Weapons – including missiles – being forwarded to Hizb'allah are certainly not news. Since the July-war in 2006, the Shi'te militia has replenished its stocks of weapons and upgraded its missiles (the alleged deliveries were said to include Scud-missiles). For Hizb'allah, it is paramount to keep the tension in the south on a high enough level to hinder any peace-initiatives to flourish. Denying that any missiles had been delivered at all apparently became to lame an excuse even for Hizb'allah, so on May 25, during the 10th anniversary celebrations in Lebanon over the Israeli withdrawal in May 2000, Hizb'allah head Hassan Nasrallah reverted to threats towards anyone who'd dare attack it and promised that any Israeli aggression would be met with equal retaliation.

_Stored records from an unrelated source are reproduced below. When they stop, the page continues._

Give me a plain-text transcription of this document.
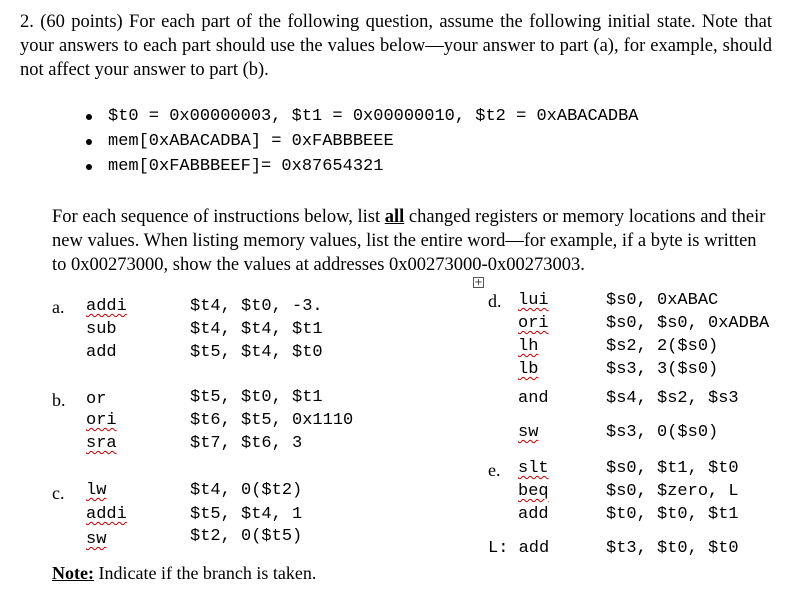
2. (60 points) For each part of the following question, assume the following initial state. Note that your answers to each part should use the values below—your answer to part (a), for example, should not affect your answer to part (b).
$t0 = 0x00000003, $t1 = 0x00000010, $t2 = 0xABACADBA
mem[0xABACADBA] = 0xFABBBEEE
mem[0xFABBBEEF]= 0x87654321
For each sequence of instructions below, list all changed registers or memory locations and their new values. When listing memory values, list the entire word—for example, if a byte is written to 0x00273000, show the values at addresses 0x00273000-0x00273003.
+
a. addi	$t4, $t0, -3.
sub	$t4, $t4, $t1
add	$t5, $t4, $t0
b. or	$t5, $t0, $t1
ori	$t6, $t5, 0x1110
sra	$t7, $t6, 3
c. lw	$t4, 0($t2)
addi	$t5, $t4, 1
sw	$t2, 0($t5)
d. lui	$s0, 0xABAC
ori	$s0, $s0, 0xADBA
lh	$s2, 2($s0)
lb	$s3, 3($s0)
and	$s4, $s2, $s3
sw	$s3, 0($s0)
e. slt	$s0, $t1, $t0
beq	$s0, $zero, L
add	$t0, $t0, $t1
L: add	$t3, $t0, $t0
Note: Indicate if the branch is taken.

 The balance Hizb'allah is trying to keep between keeping some tension on the border and avoiding all-out war is a hard act to follow. Four years ago, it failed and  drew Lebanon into a very large a dark hole. The country has slowly been climbing back up, but another round of fighting would probably be more devastating than in 2006 and possibly involve Syria as well. Clearly, Hizb'allah believes it is strong enough to withstand an Israeli attack, but that is far from clear. Israel has learned its lesson from the failure in 2006 well (as could be witnessed in Gaza last winter) and the real danger for a renewal of fighting is that, somewhere down the line, Israel might decide that the tens of thousands of missiles that Hizb'allah has, is too much of a threat to ignore. Should that happen, the risk of war would be imminent. It is equally clear that for Israel, the missile-threat on their border is viewed as more of a concern right now than any potential Iranian nuclear weapons in the future. These issues are separated and any decision to hit Hizb'allah will be taken independently of what might happen on the Iranian nuclear front.

 At the heart of the matter lies the role of Hizb'allah in Lebanon; an independent actor completely outside any control of the Lebanese government (a government in which, ironically, the organization has a two seats) and which is coordinating with both Syria and Iran in its policy-making. As long as the organization is bent on its long-term strategy of constant conflict with Israel, the danger of war will be a Damocle's sword hanging over Lebanon. Cutting Hizb'allah down to size ought to be the priority for Lebanon, but as long as the organization has the backing of Iran and Syria, and as long as the international community is not forceful enough to support such a move, nothing fundamental will change the present situation. The rumors of war can therefore be a self-fulfilling prophecy.